Roger Sparks wrote:

Demo 5 is a demonstration of the pitfalls of dealing with discontinuities. The demonstration portrays equal periods of sequential open circuit conditions and short circuit conditions.

The discontinuity here is that a reflection factor of 1 is used if the returning voltage is less than the initial voltage, but a reflection factor of -1 is used for any returning voltage exceeding the initial voltage.

That's not correct. A voltage source reflection factor of -1 is always
used for the perfect source case, both in my analysis and in the
program. See my analysis of Dec. 28 http://tinyurl.com/ypfshd.

Demo 5 is a demonstration of why a Thevenin voltage source is much to be prefered over a simple ideal voltage source for continuous running circuits.

Ideal voltage sources are routinely and properly used in a great deal of
circuit analysis. The problem with this transmission line setup isn't
the use of perfect voltage source, it's that the entire system has no
loss. Putting a finite resistance at the far end of the line, for
example, results in a well-behaved system.

It sounds like you're confusing a Thevenin equivalent circuit with a
voltage source in series with an impedance. All Thevenin equivalent
circuits fit this description, but not all voltage sources in series
with a resistance are Thevenin equivalents. I haven't used a Thevenin
equivalent circuit in any of my analyses.

Another way of illustrating the problem is to say that the ideal voltage source overwhelms any voltage from a returning wave. If an external voltage less than the initial voltage is applied to the ideal voltage source, vr = 0, vf = videal. If the external voltage exceeds the initial voltage, then vr = 0, vf = 0 This is a discontinuity, which shows up in Demo 5.

There are no discontinuites in the mathematical analysis. The forward
and reverse waves always have a finite value or zero, and they always
sum to the source voltage. No infinite currents or voltages occur. You
can see from the program that the input voltage stays constant. (That
is, it generates a sine wave of constant amplitude.) The only
consequence is the oscillatory behavior of the line voltage and current.

A third way of illustrating the discontinuity problem is to say that you can not apply a voltage to two wires that are short circuited at the input. In Demo 5, the reflected wave returns to find the circuit short circuited. On the other hand, the ideal voltage source applied voltage to an open circuit. We can not have it both ways.

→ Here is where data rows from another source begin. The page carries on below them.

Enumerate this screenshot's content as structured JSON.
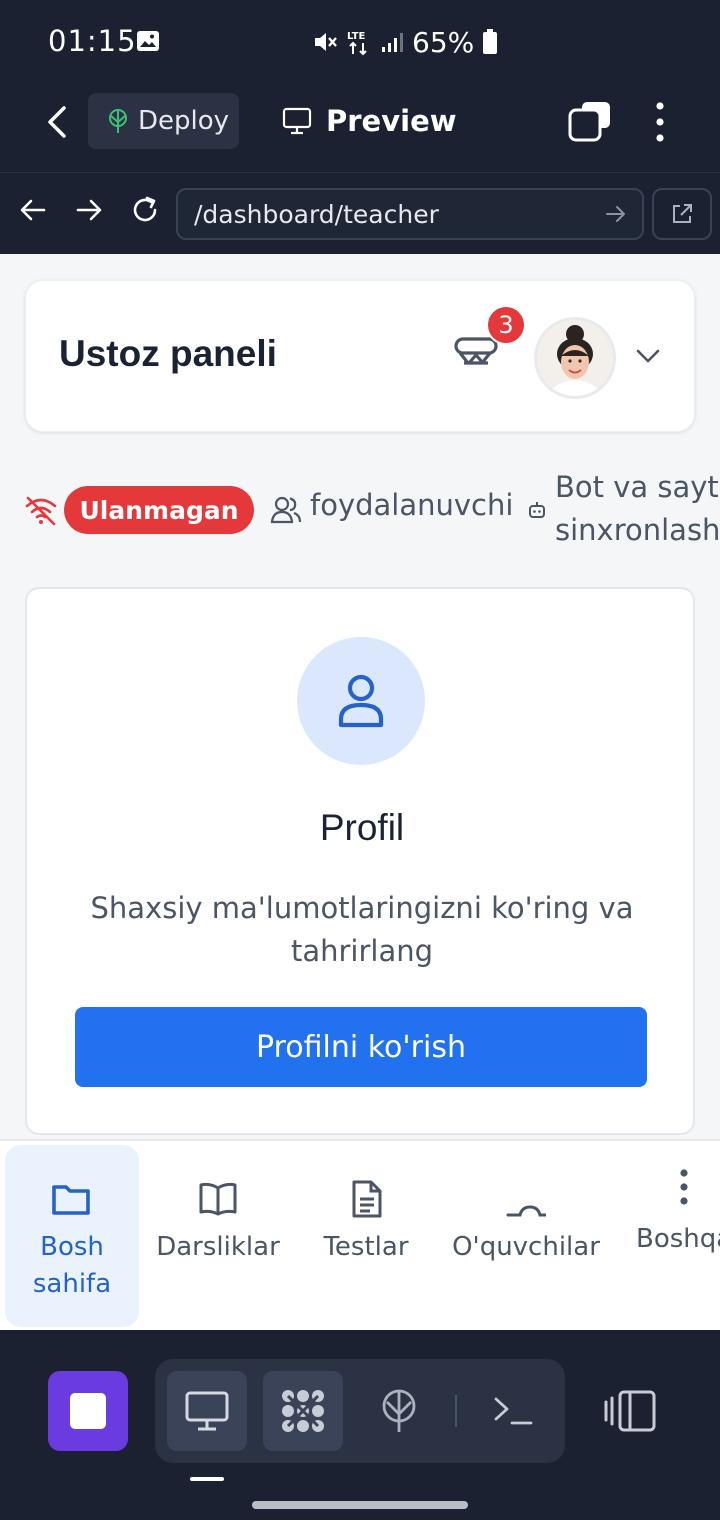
{
  "status_bar": {
    "time": "01:15",
    "network": "LTE",
    "battery": "65%"
  },
  "top_bar": {
    "deploy_label": "Deploy",
    "preview_label": "Preview"
  },
  "url_bar": {
    "url": "/dashboard/teacher"
  },
  "header": {
    "title": "Ustoz paneli",
    "notification_count": "3"
  },
  "connection": {
    "status_label": "Ulanmagan",
    "users_label": "foydalanuvchi",
    "sync_line1": "Bot va sayt",
    "sync_line2": "sinxronlash"
  },
  "profile_card": {
    "title": "Profil",
    "description": "Shaxsiy ma'lumotlaringizni ko'ring va tahrirlang",
    "button_label": "Profilni ko'rish"
  },
  "bottom_nav": {
    "items": [
      {
        "label": "Bosh sahifa",
        "line1": "Bosh",
        "line2": "sahifa",
        "icon": "folder-icon",
        "active": true
      },
      {
        "label": "Darsliklar",
        "icon": "book-icon",
        "active": false
      },
      {
        "label": "Testlar",
        "icon": "document-icon",
        "active": false
      },
      {
        "label": "O'quvchilar",
        "icon": "students-icon",
        "active": false
      },
      {
        "label": "Boshqa",
        "icon": "more-icon",
        "active": false
      }
    ]
  },
  "colors": {
    "accent": "#2272f0",
    "danger": "#e5383b",
    "dark_chrome": "#1b2130",
    "stop_button": "#6a3be0"
  }
}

Again, there is no discontinuity.

The demo 5 system doesn't represent anything that can be built in real
life, and is basically just a curiosity. It was included mainly to
verify that the program works properly under this limiting-case
condition. It certainly has spurred some people to think about the
meaning of perfect sources and reflection coefficients and revealed a
lot of misunderstanding in the process, and I imagine it'll continue to
do so.

Roy Lewallen, W7EL